Tuesday 18 May 2010



This animation uses lattice deformation on the rectangle and simple rotation keyframes on the cylinders. It looked hard to do at first but once I understood the way the lattice deformation worked it became quite easy. The only thing is I animated the cylinders in the wrong direction...



I got the hang of particles pretty quickly. The only problem with this one was the age of Neil Hirsigs tutorial on particles, parenting an object to another object does not make the parent the emitter for some reason due to my copy of Blender being a more recent version.

Tuesday 9 March 2010



I've had these sitting about for a week, its not that I dont love you blog its just I've been busy ;___;

Anyways getting back on course, I followed the tutorials for keyframes and timelines in Blender. It doesnt seem too hard to get to grips with so far. The main thing is remembering to keyframe after moving an object



This is another play around with the keyframe tool, this time with jumping shapes that squash and stretch to give a feeling of weight to the objects

Tuesday 10 November 2009

Glow



Bit of a late night breakthrough - figured seeing as the assignment is a bar, a common thing in bars is light objects of glowing objects to add to design of bar and also shed a little light to darkened surroundings. But...how do you make objects glow in Blender?


Thankfully someone else had the same idea and made a lovely easy to follow tutorial. Be warned however, this particular model takes a bit of rendering time, but the finished product looks lovely~

Materials

A bit of UV mapping using a tutorial : [link here]

I made an Icosphere and then selected the middle and made a split (Ctrl-E -> Mark Seam) then went into UV/Image Editor and loaded the earth image. I then unwrapped (select all - U key) the mesh and scaled and resized it so it fit the image. Then I made a material and selected texmap to make the mapped image render. To finish off I smoothed the sphere and subsurfed then added stars on the world option

Going back to something simpler - I made a plane to make a floor then a sphere slightly suspended and put a spotlight in with a halo with a red coloured light

I made a room with planes then seeked out a checker board texture. Once that was applied I then added various spotlights in different colours and positioned them in various areas

Lastly some material experiment - including wireframe, alpha (transparency), light reflection and texture presets.

Thursday 5 November 2009

BONUS STAGE


Bit overdue this particular update - should of been done a bit sooner but I'll catch up soon I swear! (I am a perfectionist and I wont say anything is finished unless I think its good enough - a blessing and a curse in many ways!).

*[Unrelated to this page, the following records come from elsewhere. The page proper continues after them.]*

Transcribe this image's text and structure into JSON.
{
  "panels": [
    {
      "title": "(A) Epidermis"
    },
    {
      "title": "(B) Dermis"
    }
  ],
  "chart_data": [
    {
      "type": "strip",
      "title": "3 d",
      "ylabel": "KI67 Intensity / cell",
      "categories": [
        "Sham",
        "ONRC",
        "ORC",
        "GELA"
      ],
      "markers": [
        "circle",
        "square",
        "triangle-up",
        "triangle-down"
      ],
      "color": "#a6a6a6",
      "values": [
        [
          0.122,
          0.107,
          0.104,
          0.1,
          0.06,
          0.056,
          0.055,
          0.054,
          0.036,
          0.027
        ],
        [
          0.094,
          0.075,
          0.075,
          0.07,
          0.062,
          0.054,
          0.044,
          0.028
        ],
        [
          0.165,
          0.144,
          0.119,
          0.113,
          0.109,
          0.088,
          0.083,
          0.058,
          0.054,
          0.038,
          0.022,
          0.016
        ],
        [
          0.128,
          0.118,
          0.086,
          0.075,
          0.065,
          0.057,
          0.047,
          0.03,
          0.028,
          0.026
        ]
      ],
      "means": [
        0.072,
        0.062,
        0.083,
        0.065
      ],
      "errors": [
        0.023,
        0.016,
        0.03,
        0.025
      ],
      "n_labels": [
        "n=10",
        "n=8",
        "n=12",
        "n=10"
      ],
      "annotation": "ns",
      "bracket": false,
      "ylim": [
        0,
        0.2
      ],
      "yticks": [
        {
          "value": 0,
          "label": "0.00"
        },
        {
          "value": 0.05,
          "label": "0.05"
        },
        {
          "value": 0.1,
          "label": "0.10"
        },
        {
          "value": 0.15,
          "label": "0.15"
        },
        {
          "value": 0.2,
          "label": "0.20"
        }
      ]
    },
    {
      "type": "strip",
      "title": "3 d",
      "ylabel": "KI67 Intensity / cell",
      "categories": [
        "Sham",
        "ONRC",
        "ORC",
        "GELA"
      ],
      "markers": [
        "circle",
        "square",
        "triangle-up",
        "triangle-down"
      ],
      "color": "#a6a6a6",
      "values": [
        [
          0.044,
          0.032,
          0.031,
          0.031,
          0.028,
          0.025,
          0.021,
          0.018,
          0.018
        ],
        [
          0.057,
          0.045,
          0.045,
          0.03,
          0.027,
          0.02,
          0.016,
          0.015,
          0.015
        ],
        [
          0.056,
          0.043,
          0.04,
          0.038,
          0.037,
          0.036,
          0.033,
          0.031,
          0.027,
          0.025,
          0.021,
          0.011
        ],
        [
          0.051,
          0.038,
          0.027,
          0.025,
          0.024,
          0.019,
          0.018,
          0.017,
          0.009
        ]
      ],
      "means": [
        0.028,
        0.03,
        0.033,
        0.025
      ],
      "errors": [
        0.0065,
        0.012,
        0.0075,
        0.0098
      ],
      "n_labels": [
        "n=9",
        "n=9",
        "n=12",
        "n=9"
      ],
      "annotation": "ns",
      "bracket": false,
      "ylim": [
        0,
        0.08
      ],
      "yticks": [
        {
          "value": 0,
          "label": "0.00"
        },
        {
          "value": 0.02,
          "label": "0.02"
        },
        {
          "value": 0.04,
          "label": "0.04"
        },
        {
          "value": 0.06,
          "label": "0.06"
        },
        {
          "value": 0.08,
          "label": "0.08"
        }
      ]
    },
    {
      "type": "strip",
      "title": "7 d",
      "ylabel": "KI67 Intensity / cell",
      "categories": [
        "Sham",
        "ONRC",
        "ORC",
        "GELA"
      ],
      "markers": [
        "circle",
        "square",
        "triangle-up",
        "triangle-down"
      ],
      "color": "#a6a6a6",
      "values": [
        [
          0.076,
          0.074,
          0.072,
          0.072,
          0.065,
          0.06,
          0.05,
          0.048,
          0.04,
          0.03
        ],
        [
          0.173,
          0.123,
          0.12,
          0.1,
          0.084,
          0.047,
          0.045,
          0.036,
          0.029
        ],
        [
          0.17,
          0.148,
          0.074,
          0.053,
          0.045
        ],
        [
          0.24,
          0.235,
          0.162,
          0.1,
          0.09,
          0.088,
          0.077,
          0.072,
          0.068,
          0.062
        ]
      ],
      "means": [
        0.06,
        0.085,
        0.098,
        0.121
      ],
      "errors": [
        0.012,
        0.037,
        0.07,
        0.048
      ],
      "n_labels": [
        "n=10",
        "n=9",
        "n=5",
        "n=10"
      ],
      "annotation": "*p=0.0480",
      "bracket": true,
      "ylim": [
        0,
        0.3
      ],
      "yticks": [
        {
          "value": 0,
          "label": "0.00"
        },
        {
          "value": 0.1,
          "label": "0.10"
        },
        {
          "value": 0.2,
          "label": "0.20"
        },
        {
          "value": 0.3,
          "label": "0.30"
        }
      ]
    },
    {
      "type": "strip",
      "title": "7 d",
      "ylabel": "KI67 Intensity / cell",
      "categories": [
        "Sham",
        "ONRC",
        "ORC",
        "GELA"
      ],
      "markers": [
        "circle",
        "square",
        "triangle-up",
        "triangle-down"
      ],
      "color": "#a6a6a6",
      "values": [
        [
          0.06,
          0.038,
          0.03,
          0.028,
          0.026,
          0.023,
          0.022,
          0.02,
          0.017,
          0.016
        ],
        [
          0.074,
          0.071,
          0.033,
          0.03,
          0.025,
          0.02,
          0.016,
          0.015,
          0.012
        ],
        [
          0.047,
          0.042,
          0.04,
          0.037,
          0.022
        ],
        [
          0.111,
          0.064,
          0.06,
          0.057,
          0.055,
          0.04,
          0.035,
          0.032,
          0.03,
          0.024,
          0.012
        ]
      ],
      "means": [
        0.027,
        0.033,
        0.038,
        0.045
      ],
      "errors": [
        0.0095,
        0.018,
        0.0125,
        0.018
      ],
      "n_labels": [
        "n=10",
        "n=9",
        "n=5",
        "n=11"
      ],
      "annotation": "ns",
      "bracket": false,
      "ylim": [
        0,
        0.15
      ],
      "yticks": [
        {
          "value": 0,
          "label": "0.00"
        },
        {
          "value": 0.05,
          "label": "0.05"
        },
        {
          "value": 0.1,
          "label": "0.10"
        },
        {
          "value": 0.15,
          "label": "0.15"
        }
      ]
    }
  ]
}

These renders are brought to you today by the Bezier Curve Tool and the Extrude option. Bevel Object also helped

Oh Hello Kitty

Using what I've learned so far I made a model of Hello Kitty. It turned out pretty good but my skills still need work.

I used UV and Ico Spheres and Proportional editing. I used simple colours but should get around to learning how to use materials sometime this week (as it didnt go so well with the banana this week

Thursday 29 October 2009

Fruit Candy


Been playing with Icospheres to make apples. I made the apple then gave it dips and bumps before subdividing and subsurfing. I then made the stalk of the apple using a beizer curve and extrude. I edited each apple to make them look unique

For the plate I made a cube, deleted most of it then made extra vertices in a line, I then span that line in repeat 360 steps to make a full plate. Using the special double removal option to clean up, I then extruded the plate up to give it some depth


The banana was created separate to avoid risk of effecting the apples or plate, I used a background image for reference and started with a box to practice Box-Modelling. I extruded and shaped the segments till it the entire shape was made, I then smoothed and subsurfed it and scaled it using Y-axis

I had a problem with the texture, I wanted it to map to an image but this simply wasn't happening, may try again sometime once I have better knowledge of textures so I used just part of a banana for texture.

It makes the banana look more like candy than a real banana but at least it looks like something! I then opened the fruitbowl file and used append to move the banana into the file (for future note - for appending, import the Object not the Mesh!)

Volia the finished model: Looks sweet enough, realism didnt quite win this time but the battle shall continue!